Q2: You said that Vietnam is where the focus is. What are the group looking to do there in the coming months?

A2: Last December, six months ago, the company received licence extensions; five-year extensions on its two licences, and that’s quite key because it allowed them to embark on an ambitious drilling programme with six new wells. Those six new wells would allow not only to boost production but also to add reserves at its licences. They are called CNV and TGT. Two of the wells they plan to drill would be appraisal wells, and that could open new areas on both licences and because the new areas can be drilled from the existing platform, they can be brought into production very quickly.

So, if you look at value, overall, on the producing licences, we talk about potentially doubling the reserves in Vietnam and given that Vietnam is most of where the value is in Pharos, you could talk about potentially doubling the value and the size of the company.

Q3:  How would you describe the business environment in Vietnam?
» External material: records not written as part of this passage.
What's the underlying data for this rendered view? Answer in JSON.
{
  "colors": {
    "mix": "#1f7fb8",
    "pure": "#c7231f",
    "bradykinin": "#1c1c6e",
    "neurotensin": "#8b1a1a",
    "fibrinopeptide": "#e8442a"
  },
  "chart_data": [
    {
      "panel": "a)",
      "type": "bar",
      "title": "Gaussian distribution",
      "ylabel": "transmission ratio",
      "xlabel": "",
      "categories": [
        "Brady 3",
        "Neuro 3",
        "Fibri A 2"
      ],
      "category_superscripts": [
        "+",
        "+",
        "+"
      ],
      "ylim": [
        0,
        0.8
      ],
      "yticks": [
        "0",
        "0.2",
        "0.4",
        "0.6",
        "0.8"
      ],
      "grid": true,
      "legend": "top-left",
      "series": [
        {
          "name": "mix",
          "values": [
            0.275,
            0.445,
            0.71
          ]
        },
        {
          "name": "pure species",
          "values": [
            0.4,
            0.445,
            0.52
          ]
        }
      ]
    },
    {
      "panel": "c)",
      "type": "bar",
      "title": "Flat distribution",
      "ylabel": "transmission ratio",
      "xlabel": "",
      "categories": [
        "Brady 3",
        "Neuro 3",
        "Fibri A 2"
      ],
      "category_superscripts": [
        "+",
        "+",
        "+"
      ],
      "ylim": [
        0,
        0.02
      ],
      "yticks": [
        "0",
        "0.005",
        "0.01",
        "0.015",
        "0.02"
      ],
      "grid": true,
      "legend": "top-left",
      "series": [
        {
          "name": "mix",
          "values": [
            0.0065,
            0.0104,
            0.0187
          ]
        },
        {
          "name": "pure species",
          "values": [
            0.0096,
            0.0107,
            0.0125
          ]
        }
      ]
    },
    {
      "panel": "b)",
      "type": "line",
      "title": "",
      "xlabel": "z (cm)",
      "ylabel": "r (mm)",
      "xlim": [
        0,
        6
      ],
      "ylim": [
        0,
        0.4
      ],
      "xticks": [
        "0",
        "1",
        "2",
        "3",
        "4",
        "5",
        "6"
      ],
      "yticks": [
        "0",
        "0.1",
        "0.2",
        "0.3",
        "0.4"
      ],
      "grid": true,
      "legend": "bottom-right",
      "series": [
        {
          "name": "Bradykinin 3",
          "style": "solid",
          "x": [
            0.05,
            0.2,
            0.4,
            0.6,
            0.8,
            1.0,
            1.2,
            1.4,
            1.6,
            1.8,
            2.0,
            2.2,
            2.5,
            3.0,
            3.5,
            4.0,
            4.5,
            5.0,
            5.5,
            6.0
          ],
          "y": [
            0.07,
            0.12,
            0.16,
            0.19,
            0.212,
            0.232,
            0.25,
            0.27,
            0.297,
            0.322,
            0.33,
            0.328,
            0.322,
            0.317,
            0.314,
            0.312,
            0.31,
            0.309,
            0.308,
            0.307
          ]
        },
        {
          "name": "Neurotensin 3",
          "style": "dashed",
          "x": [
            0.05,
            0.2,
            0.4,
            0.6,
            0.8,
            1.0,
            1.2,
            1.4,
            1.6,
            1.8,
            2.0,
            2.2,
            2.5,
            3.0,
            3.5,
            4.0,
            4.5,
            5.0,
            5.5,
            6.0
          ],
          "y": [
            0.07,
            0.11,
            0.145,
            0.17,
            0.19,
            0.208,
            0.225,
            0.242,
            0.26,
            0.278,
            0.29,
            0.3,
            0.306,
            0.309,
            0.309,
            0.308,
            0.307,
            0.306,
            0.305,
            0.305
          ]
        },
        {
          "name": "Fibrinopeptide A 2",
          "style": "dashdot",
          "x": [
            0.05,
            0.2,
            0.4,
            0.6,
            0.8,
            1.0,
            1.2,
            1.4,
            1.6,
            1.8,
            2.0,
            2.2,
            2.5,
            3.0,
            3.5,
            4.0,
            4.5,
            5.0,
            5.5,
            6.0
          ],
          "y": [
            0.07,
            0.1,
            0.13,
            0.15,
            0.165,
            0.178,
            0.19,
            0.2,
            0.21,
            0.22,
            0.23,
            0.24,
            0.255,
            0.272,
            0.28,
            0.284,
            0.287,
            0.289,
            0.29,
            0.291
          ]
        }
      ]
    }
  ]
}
A3: Vietnam is an area where oil projects typically are relatively low OPEX. The oil is typically of high quality; you can sell it at a premium to Brent and the fiscal regimes are quite generous to the contractors. So overall, the economics of Vietnam and the cash flow are pretty good historically on most of the oil projects.

The downside of Vietnam has been the regulatory burden. Things historically take a very long time to get done, development plans take time to be approved and what’s interesting is it looks to start changing.

If you look at the recent five-year extension that the group got in December, it took them only about one year to get that licence, which is far quicker than in the past. If you look at more recent data, they have just got an extension on its exploration licence for two years that was announced this month in June, and that took only a few months to be obtained. At the same time, the company didn’t have to pay an additional bonus or take on extra commitments.

So, this is quite positive, and those changes could be really game-changing for the company and the country in general.

Q4: Now, you talked about exploration, what is the prize there?

A4: So, this is very large. Pharos has interests in two blocks 125 and 126 in the Phu Khanh Basin and this is one of the last remaining frontier basins offshore Vietnam. An independent auditor assessed the potential exploration upside of recoverable resources on those licences at 9 billion barrels net to Pharos Energy. This is a very large number in any term, but particularly when you look at their existing 20 million barrels 2P.

Now, this is in deep water; part of the licence is in more than 1,000 metres of water depth, so it’s really about finding the rig now and finding a farming partner to unlock this potential upside. The company has until November 2027 to do that. So, you can see this exploration asset as a zero-cost option with an extremely large potential value.

What’s also interesting is that exploration has generally been back on the agenda of the super-majors over the last four or five years, they have not done much spending in exploration, so they have four or five years of catch-up to execute. There are not many basins in the world where you can find such material potential resources as you have in Blocks 125 and 126.

So again, it could be absolutely game-changing if they manage to get a partner.